HydroTech: I'm learning towards foul. I think the players deserve the benefit of the doubt when it comes to injuries and their safety. If they're sort of dinged up and can't really get off the field on their own power, then I think they should just stay down and wait for the trainers to come. I believe this opinion is the opinion of the NCAA and most coaches who face high-speed teams. Nobody wants to a see player further injure himself because he is trying to get off the field on his own power before the high-speed offense runs another play. Unfortunately, taking this stance on the issue opens up the loophole and possibility for defensive players to feign injuries or exaggerate an actual injury.

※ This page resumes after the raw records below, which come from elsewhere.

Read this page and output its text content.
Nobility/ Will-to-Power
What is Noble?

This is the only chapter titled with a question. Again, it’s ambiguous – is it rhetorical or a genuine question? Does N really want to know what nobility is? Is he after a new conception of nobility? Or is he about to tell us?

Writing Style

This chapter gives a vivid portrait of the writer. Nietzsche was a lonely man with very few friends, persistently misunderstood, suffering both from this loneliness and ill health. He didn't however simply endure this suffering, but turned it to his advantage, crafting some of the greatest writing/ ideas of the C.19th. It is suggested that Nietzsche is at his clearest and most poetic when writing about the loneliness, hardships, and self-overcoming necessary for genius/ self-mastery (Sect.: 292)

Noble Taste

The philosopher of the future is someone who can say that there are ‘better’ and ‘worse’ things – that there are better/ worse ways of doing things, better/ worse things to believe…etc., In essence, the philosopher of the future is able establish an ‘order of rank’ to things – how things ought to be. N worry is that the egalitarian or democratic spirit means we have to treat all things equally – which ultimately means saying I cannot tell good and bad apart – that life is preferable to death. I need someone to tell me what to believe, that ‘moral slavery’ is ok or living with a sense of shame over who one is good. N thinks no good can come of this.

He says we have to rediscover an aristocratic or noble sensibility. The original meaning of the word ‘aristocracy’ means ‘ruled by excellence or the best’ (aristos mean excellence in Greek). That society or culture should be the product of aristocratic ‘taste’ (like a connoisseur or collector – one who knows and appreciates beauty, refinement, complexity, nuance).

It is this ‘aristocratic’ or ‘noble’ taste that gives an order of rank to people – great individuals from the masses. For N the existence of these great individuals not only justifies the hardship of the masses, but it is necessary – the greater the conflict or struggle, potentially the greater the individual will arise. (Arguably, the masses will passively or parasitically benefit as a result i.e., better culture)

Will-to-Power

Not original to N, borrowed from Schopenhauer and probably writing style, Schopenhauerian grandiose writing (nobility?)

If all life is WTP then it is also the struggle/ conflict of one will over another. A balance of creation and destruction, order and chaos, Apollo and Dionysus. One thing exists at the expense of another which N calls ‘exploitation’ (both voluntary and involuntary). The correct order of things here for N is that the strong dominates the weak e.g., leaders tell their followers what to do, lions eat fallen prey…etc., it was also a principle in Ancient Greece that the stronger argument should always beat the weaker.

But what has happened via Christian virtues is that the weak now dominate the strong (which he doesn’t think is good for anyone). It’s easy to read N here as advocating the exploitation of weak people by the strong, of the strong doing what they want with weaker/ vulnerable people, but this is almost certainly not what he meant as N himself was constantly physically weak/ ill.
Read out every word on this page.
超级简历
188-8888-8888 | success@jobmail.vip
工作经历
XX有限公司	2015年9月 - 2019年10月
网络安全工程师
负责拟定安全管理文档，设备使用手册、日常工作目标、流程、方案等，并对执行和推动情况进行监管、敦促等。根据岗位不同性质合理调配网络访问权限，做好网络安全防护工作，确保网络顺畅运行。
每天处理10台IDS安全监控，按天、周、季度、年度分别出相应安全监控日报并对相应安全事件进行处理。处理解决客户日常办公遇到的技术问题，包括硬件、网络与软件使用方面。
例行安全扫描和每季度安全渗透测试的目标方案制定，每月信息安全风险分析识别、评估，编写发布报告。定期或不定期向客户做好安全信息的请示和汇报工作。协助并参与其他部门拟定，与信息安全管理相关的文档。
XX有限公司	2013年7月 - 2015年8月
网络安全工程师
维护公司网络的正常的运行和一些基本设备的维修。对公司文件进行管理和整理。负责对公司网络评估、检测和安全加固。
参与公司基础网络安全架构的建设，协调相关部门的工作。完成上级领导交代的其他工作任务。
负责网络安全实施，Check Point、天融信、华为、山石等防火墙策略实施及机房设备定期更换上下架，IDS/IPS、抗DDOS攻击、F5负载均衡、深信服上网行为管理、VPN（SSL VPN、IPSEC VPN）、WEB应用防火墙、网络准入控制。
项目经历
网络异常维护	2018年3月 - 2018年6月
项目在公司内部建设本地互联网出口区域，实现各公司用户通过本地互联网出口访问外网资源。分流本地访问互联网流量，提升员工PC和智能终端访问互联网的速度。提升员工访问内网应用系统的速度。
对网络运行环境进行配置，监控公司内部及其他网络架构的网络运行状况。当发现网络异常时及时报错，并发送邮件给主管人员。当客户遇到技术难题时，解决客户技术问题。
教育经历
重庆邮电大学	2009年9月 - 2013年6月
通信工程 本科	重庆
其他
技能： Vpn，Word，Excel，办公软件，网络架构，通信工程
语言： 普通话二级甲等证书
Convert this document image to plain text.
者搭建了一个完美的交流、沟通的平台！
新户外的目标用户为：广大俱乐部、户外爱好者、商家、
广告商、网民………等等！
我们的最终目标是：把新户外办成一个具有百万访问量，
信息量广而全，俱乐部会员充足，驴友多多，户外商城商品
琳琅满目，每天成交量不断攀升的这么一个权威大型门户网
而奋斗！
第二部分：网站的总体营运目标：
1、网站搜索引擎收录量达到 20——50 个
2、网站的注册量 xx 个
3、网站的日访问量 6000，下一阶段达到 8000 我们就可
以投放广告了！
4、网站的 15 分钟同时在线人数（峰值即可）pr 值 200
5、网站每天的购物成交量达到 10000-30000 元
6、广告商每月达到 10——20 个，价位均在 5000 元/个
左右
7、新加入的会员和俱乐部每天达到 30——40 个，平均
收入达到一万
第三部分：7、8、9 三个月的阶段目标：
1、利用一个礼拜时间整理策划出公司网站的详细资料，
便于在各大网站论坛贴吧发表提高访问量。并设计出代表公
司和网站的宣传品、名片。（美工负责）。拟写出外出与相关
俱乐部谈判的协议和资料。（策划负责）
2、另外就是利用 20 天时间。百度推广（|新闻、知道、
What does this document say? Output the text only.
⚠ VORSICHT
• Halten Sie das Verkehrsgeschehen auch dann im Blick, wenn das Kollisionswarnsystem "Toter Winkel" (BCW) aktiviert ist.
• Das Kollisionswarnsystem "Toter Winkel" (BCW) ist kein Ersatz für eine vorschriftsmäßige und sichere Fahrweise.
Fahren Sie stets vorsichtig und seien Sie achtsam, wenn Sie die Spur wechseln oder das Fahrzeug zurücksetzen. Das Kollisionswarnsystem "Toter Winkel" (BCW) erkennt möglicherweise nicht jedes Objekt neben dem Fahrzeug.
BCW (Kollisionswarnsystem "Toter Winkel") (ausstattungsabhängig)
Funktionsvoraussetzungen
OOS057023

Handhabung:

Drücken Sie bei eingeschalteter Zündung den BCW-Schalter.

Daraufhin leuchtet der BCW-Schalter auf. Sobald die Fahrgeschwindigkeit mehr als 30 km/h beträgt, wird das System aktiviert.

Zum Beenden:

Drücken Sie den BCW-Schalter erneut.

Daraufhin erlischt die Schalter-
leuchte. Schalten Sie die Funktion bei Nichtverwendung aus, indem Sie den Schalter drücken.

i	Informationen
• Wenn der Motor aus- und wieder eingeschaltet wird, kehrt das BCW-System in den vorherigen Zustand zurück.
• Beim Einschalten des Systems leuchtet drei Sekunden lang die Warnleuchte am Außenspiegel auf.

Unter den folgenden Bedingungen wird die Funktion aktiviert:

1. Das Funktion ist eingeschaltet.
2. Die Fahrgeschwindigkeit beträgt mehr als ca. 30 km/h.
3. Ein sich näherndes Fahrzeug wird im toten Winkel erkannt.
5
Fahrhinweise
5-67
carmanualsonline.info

By "exaggerate an actual injury", I mean that although the player could probably get off the field under his own power before the offense runs another play, he decides to give his buddies on defense a breather and just stays down on the field and plays up his injury to make it look worse than it really is. I am not sure if there is a way to reconcile these two diametrically opposite interests (the offense's ability to run plays as fast as they can/want vs. player safety). I think that Cal fans should prepare themselves to see a lot of "injuries" and injuries by opposing defensive players this season.
And although I know a lot of Cal fans probably think many of the injuries are actually "injuries", that they shouldn't boo the injured/"injured" player. Let's have some class. Some of the guys out there are legitimately getting injured. Remember when we played Oregon a couple years back and our guys were actually getting injured? The Oregon fans were booing our players, and we all threw a fit because we thought it was classless. Now the tables have turned, but we have a chance to be classy about it and not act like a douchebag Oregon fan.